Results.—There was no statistically significant improvement between zolmitriptan 10 mg (2 × 5 mg tablet) and placebo for the primary efficacy variable, headache response at 2 hours, nor any of the secondary variables tested. Two-hour headache response rates were 54%, 53%, and 57% for zolmitriptan 10, 5, and 2.5 mg, respectively, and 58% for placebo. Two-hour pain-free rates were 25%, 19%, and 23% for zolmitriptan 10, 5, and 2.5 mg, respectively, and 20% for placebo. Zolmitriptan was well tolerated, with a tolerability profile similar to the pattern seen in adults.

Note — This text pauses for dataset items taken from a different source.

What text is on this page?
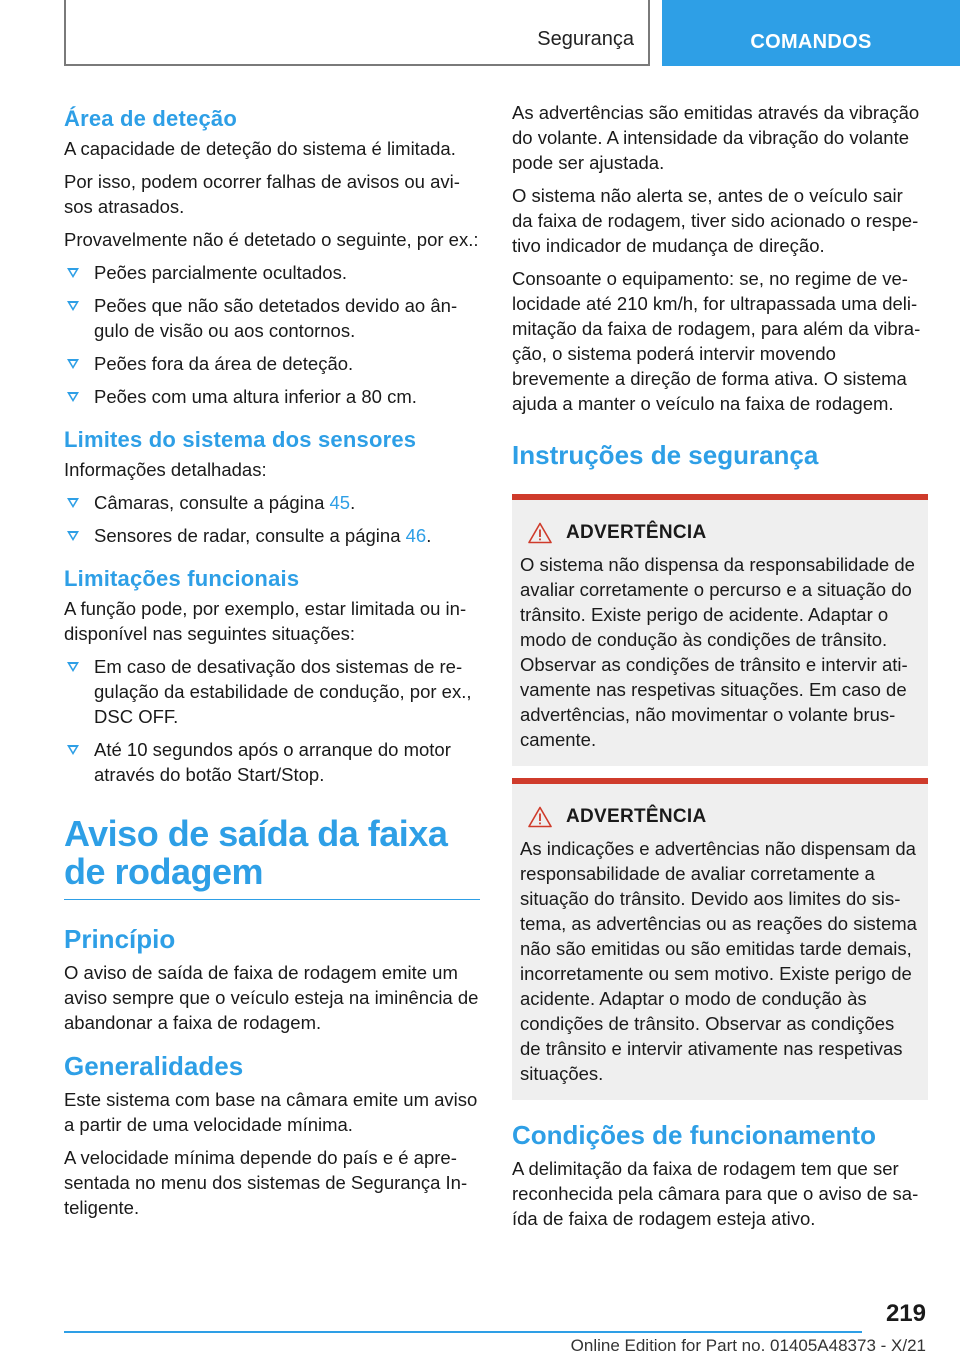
Segurança	COMANDOS
Área de deteção

A capacidade de deteção do sistema é limitada.

Por isso, podem ocorrer falhas de avisos ou avisos atrasados.

Provavelmente não é detetado o seguinte, por ex.:

Peões parcialmente ocultados.
Peões que não são detetados devido ao ângulo de visão ou aos contornos.
Peões fora da área de deteção.
Peões com uma altura inferior a 80 cm.
Limites do sistema dos sensores

Informações detalhadas:

Câmaras, consulte a página 45.
Sensores de radar, consulte a página 46.
Limitações funcionais

A função pode, por exemplo, estar limitada ou indisponível nas seguintes situações:

Em caso de desativação dos sistemas de regulação da estabilidade de condução, por ex., DSC OFF.
Até 10 segundos após o arranque do motor através do botão Start/Stop.
Aviso de saída da faixa de rodagem
Princípio

O aviso de saída de faixa de rodagem emite um aviso sempre que o veículo esteja na iminência de abandonar a faixa de rodagem.

Generalidades

Este sistema com base na câmara emite um aviso a partir de uma velocidade mínima.

A velocidade mínima depende do país e é apresentada no menu dos sistemas de Segurança Inteligente.

As advertências são emitidas através da vibração do volante. A intensidade da vibração do volante pode ser ajustada.

O sistema não alerta se, antes de o veículo sair da faixa de rodagem, tiver sido acionado o respetivo indicador de mudança de direção.

Consoante o equipamento: se, no regime de velocidade até 210 km/h, for ultrapassada uma delimitação da faixa de rodagem, para além da vibração, o sistema poderá intervir movendo brevemente a direção de forma ativa. O sistema ajuda a manter o veículo na faixa de rodagem.

Instruções de segurança
ADVERTÊNCIA

O sistema não dispensa da responsabilidade de avaliar corretamente o percurso e a situação do trânsito. Existe perigo de acidente. Adaptar o modo de condução às condições de trânsito. Observar as condições de trânsito e intervir ativamente nas respetivas situações. Em caso de advertências, não movimentar o volante bruscamente.

ADVERTÊNCIA

As indicações e advertências não dispensam da responsabilidade de avaliar corretamente a situação do trânsito. Devido aos limites do sistema, as advertências ou as reações do sistema não são emitidas ou são emitidas tarde demais, incorretamente ou sem motivo. Existe perigo de acidente. Adaptar o modo de condução às condições de trânsito. Observar as condições de trânsito e intervir ativamente nas respetivas situações.

Condições de funcionamento

A delimitação da faixa de rodagem tem que ser reconhecida pela câmara para que o aviso de saída de faixa de rodagem esteja ativo.

219
Online Edition for Part no. 01405A48373 - X/21
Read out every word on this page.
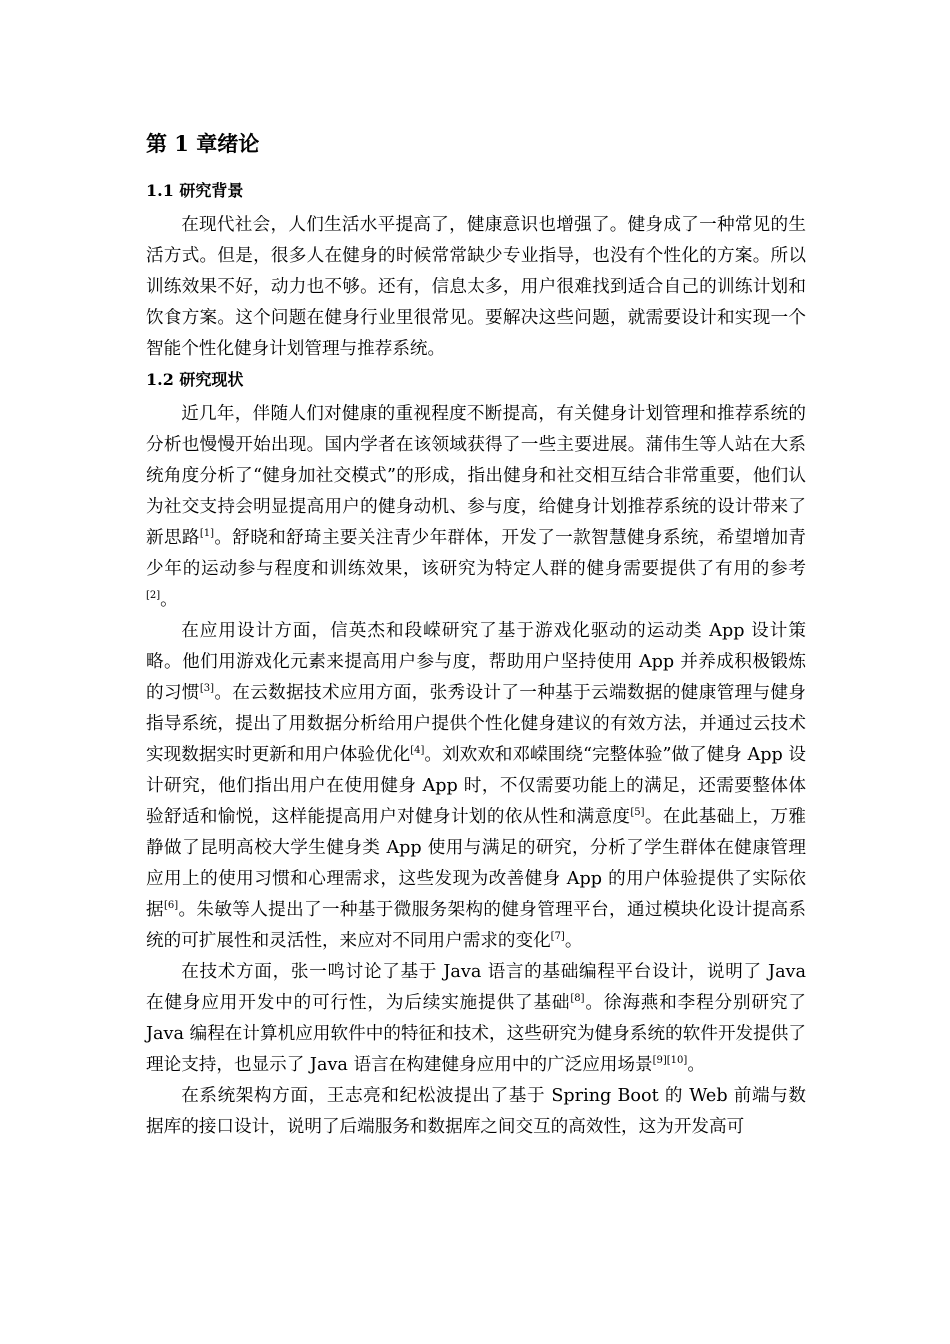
第 1 章绪论
1.1 研究背景

在现代社会，人们生活水平提高了，健康意识也增强了。健身成了一种常见的生活方式。但是，很多人在健身的时候常常缺少专业指导，也没有个性化的方案。所以训练效果不好，动力也不够。还有，信息太多，用户很难找到适合自己的训练计划和饮食方案。这个问题在健身行业里很常见。要解决这些问题，就需要设计和实现一个智能个性化健身计划管理与推荐系统。

1.2 研究现状

近几年，伴随人们对健康的重视程度不断提高，有关健身计划管理和推荐系统的分析也慢慢开始出现。国内学者在该领域获得了一些主要进展。蒲伟生等人站在大系统角度分析了“健身加社交模式”的形成，指出健身和社交相互结合非常重要，他们认为社交支持会明显提高用户的健身动机、参与度，给健身计划推荐系统的设计带来了新思路[1]。舒晓和舒琦主要关注青少年群体，开发了一款智慧健身系统，希望增加青少年的运动参与程度和训练效果，该研究为特定人群的健身需要提供了有用的参考[2]。

在应用设计方面，信英杰和段嵘研究了基于游戏化驱动的运动类 App 设计策略。他们用游戏化元素来提高用户参与度，帮助用户坚持使用 App 并养成积极锻炼的习惯[3]。在云数据技术应用方面，张秀设计了一种基于云端数据的健康管理与健身指导系统，提出了用数据分析给用户提供个性化健身建议的有效方法，并通过云技术实现数据实时更新和用户体验优化[4]。刘欢欢和邓嵘围绕“完整体验”做了健身 App 设计研究，他们指出用户在使用健身 App 时，不仅需要功能上的满足，还需要整体体验舒适和愉悦，这样能提高用户对健身计划的依从性和满意度[5]。在此基础上，万雅静做了昆明高校大学生健身类 App 使用与满足的研究，分析了学生群体在健康管理应用上的使用习惯和心理需求，这些发现为改善健身 App 的用户体验提供了实际依据[6]。朱敏等人提出了一种基于微服务架构的健身管理平台，通过模块化设计提高系统的可扩展性和灵活性，来应对不同用户需求的变化[7]。

在技术方面，张一鸣讨论了基于 Java 语言的基础编程平台设计，说明了 Java 在健身应用开发中的可行性，为后续实施提供了基础[8]。徐海燕和李程分别研究了 Java 编程在计算机应用软件中的特征和技术，这些研究为健身系统的软件开发提供了理论支持，也显示了 Java 语言在构建健身应用中的广泛应用场景[9][10]。

在系统架构方面，王志亮和纪松波提出了基于 Spring Boot 的 Web 前端与数据库的接口设计，说明了后端服务和数据库之间交互的高效性，这为开发高可
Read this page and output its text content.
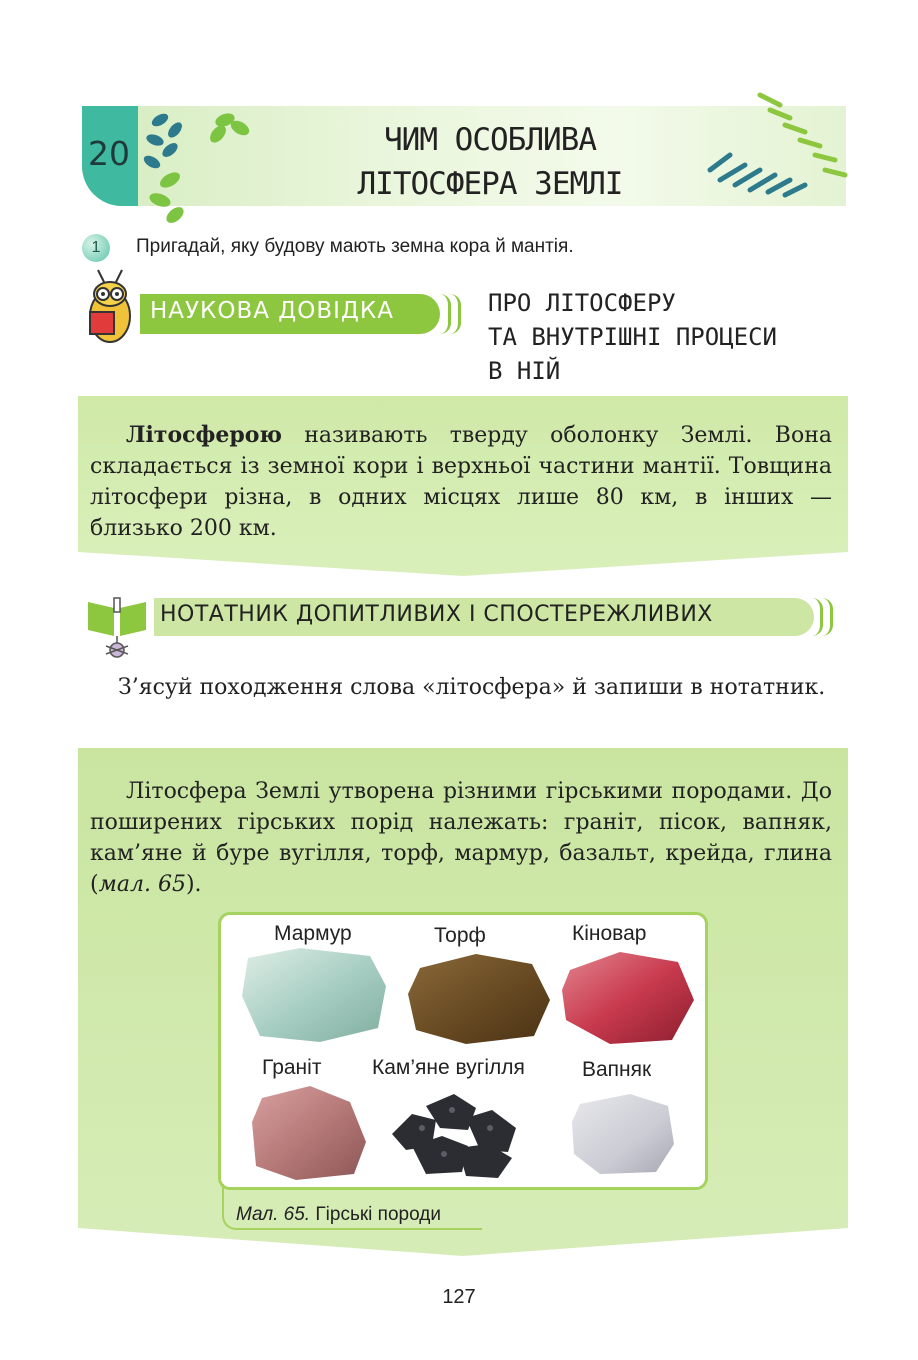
20	ЧИМ ОСОБЛИВА
ЛІТОСФЕРА ЗЕМЛІ
1	Пригадай, яку будову мають земна кора й мантія.
НАУКОВА ДОВІДКА	ПРО ЛІТОСФЕРУ
ТА ВНУТРІШНІ ПРОЦЕСИ
В НІЙ
Літосферою називають тверду оболонку Землі. Вона складається із земної кори і верхньої частини мантії. Товщина літосфери різна, в одних місцях лише 80 км, в інших — близько 200 км.
НОТАТНИК ДОПИТЛИВИХ І СПОСТЕРЕЖЛИВИХ
З’ясуй походження слова «літосфера» й запиши в нотатник.
Літосфера Землі утворена різними гірськими породами. До поширених гірських порід належать: граніт, пісок, вапняк, кам’яне й буре вугілля, торф, мармур, базальт, крейда, глина (мал. 65).
Мармур	Торф	Кіновар
Граніт Кам’яне вугілля	Вапняк
Мал. 65. Гірські породи
127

Conclusion.—The similar efficacy between zolmitriptan and placebo appears to be the result of the high placebo response rate. This is a recognized issue in pediatric migraine studies and there is an ongoing debate on ways to address this problem. Since this study was initiated, there has been some debate on the appropriateness of the 2-hour endpoint for response rates in adolescent studies, given the shorter duration of headache pain in adolescents compared with adults. Furthermore, accurate information regarding the timeliness of treatment and reporting of headache-related information by adolescents is difficult.